Back to the Canterbury Basin project.
Project Title: Global and Local Controls on Depositional Cyclicity: The Canterbury Basin, New Zealand
Principal Investigators: Craig Fulthorpe, Paul Mann, and
Cliff Frohlich
Funded by: National Science
Foundation
Canterbury Basin High-Resolution MCS Cruise Reports
Thursday, 27 January 2000
With only one full day of acquisition remaining, the cruise has continued to go well and we have exceeded our goals for data acquisition by about 20%. By the end of the cruise we should have over 3000 km of high-resolution, 2-D, multichannel seismic data. Equipment problems have been few and we have lost only about 6 hours to bad weather. The data highlight the complex history of the shelf and slope in the Canterbury Basin.
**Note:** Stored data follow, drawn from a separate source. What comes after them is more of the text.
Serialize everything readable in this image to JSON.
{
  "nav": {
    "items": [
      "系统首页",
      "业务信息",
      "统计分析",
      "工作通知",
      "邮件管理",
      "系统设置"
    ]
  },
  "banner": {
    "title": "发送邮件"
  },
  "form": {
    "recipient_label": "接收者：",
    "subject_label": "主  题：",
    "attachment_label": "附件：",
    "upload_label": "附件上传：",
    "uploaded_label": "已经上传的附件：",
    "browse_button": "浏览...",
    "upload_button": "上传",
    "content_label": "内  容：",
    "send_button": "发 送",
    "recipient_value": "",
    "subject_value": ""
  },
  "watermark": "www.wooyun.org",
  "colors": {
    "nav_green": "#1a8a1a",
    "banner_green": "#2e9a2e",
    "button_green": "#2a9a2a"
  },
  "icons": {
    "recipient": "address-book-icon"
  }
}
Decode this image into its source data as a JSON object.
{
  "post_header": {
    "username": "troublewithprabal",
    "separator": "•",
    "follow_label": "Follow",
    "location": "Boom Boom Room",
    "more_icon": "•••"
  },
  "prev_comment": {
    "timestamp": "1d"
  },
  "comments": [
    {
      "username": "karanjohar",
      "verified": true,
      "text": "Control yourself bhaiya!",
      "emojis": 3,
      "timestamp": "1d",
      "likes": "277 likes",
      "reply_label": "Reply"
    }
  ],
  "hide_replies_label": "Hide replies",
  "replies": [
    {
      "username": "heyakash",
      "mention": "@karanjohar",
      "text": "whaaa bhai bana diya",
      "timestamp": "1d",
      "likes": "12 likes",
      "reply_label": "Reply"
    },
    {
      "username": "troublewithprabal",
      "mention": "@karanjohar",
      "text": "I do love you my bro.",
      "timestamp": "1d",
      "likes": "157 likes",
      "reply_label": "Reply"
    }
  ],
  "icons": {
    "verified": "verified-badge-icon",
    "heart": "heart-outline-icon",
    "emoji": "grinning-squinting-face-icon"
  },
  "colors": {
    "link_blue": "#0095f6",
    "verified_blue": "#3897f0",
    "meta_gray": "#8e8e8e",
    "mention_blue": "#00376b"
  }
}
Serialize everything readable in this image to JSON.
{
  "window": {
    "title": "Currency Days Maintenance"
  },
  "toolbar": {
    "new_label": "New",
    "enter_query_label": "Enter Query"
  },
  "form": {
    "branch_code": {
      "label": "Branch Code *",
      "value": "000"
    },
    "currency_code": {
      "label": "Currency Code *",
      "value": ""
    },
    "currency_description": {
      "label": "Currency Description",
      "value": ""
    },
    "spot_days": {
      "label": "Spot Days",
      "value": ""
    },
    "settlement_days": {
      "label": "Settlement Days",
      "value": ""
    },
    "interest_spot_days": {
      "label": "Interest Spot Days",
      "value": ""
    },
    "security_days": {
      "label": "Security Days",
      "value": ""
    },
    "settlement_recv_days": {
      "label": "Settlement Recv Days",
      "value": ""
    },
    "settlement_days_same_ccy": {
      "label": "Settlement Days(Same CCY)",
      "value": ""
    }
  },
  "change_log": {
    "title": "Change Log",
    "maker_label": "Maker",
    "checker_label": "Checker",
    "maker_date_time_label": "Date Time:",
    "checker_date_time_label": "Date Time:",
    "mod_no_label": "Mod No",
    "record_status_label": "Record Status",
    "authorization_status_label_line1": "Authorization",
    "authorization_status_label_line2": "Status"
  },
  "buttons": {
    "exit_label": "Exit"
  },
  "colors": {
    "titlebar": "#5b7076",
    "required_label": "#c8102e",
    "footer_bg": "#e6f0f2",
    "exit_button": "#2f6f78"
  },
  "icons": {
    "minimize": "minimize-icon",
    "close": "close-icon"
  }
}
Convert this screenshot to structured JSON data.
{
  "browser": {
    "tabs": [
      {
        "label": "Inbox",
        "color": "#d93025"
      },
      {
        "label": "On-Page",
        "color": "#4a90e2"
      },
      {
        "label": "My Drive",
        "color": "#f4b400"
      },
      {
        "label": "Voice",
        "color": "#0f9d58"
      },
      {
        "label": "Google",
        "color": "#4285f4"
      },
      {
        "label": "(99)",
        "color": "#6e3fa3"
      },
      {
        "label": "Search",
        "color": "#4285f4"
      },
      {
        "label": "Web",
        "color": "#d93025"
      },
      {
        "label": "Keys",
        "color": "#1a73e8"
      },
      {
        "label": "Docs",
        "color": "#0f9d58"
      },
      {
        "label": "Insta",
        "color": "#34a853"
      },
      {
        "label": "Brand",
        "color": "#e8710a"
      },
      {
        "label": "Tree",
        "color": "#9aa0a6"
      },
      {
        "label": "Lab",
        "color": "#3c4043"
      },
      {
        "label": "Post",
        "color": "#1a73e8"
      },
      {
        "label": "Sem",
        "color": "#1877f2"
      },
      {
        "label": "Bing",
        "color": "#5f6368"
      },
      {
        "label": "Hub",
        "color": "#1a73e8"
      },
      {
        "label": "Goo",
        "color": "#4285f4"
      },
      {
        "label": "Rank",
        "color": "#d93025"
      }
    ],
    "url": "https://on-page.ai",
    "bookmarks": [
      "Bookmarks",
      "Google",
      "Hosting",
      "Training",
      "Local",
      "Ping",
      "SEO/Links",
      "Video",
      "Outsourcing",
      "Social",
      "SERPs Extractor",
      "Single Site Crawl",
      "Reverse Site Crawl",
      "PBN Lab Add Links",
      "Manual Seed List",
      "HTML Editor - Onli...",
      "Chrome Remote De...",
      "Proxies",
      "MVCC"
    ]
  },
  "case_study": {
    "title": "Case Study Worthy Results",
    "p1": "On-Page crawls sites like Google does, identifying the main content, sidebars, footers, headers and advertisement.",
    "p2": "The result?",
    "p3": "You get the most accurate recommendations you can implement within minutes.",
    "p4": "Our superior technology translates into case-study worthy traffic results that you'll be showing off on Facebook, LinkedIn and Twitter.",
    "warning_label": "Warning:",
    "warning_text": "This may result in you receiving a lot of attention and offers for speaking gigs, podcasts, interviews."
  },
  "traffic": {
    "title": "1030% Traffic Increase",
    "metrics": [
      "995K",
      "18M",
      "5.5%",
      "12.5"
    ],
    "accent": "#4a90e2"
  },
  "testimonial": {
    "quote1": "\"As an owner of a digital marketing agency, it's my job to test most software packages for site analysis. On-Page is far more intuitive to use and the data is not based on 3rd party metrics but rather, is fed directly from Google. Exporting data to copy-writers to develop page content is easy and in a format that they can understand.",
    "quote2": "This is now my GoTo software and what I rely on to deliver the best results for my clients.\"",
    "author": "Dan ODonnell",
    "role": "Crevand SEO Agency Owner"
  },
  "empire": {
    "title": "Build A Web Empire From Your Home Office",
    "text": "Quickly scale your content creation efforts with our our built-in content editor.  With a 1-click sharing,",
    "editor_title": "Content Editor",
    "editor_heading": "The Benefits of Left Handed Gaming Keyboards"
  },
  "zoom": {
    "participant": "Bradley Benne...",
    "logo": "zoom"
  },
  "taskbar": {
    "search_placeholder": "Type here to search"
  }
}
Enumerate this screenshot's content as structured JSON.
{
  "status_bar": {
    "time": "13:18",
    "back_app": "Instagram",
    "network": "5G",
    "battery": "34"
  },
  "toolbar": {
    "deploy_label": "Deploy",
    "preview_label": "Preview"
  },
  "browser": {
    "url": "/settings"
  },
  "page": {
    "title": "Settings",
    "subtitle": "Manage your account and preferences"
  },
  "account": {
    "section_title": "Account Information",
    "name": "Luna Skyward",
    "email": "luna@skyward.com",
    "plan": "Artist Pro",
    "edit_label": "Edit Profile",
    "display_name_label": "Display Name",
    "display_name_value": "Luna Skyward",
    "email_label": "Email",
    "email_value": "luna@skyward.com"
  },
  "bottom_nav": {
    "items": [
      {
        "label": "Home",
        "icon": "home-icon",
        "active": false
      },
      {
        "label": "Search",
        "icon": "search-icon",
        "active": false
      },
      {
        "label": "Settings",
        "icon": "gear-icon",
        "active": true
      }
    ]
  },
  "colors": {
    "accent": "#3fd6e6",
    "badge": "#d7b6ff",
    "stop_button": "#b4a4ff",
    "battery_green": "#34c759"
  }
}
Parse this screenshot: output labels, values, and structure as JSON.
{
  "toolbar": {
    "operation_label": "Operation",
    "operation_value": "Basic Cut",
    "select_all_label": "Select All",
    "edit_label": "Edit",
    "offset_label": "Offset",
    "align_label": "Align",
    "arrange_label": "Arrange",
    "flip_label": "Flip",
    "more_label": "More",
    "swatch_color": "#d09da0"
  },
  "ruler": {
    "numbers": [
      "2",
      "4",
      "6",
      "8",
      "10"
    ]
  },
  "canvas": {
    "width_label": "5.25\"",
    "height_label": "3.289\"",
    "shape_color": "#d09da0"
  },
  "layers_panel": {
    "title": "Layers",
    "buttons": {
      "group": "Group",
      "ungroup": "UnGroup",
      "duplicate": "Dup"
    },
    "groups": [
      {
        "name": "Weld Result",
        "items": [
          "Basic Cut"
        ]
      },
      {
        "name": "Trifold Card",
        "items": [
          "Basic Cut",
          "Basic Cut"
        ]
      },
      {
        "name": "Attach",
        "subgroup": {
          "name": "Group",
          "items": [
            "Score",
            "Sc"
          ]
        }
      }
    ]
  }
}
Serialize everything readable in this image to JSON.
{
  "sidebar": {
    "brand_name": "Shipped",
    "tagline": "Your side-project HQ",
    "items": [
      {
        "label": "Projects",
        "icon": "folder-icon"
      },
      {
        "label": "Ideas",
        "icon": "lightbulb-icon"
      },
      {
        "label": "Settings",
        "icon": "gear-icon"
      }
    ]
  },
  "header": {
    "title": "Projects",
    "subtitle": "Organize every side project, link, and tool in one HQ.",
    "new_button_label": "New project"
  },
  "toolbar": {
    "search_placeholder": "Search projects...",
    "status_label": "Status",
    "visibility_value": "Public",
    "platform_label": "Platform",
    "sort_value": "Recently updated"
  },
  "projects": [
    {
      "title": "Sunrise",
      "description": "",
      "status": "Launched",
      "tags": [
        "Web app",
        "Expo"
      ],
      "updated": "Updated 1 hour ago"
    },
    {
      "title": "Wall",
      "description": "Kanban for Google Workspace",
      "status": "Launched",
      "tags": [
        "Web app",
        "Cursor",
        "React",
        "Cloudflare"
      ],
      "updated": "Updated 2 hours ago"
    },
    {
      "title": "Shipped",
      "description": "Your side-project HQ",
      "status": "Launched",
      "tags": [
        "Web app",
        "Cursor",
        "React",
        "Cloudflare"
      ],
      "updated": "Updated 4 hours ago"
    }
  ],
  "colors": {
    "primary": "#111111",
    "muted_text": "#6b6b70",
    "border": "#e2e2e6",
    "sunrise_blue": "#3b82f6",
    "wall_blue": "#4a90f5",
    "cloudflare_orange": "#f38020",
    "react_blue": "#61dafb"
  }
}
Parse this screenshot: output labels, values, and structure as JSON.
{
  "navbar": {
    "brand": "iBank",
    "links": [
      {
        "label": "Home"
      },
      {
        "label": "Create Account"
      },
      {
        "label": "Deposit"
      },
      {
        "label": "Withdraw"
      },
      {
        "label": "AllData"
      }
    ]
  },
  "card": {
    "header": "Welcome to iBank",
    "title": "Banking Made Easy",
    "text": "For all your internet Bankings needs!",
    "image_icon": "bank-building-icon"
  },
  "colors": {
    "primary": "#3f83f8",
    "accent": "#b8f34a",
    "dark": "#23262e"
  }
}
Along-slope currents, modulated by sea-level change, have produced a succession of distinctive, possibly unique, mounded seismic geometries, inferred to represent sediment drifts. It was, in large part, this succession of drifts that built the continental shelf seaward during the Neogene. Everyone is in good spirits and looking forward to getting back to Austin for some warm weather, the New Zealand "summer" having proved to be a bit on the cool side.
Tuesday, 18 January 2000
We're approaching the halfway point of the cruise and everything has been going well. There have been few equipment problems and, most importantly given the shallow streamer towing depth of 2.5 m, the weather has been cooperative. Seas have been unusually calm with swell heights of < 1 m most of the time. We're hoping that this good fortune continues. The seismic grid covers an area of about 90x50km in the Canterbury Bight on the eastern margtin of the South Island of New Zealand. To date, we have acquired about half of the planned data: 28 profiles totalling 1500 km. Steffen and Jim are generating preliminary stacks as we go and data quality is excellent. The two 45/45 GI guns are providing over 1.5 seconds of penetration, sufficient to image the Oligocene limestones at the base of the prograding Neogene section. We have some particularly spectacular images of the buried sediment drifts that occur beneath the slope in the northern part of the survey area.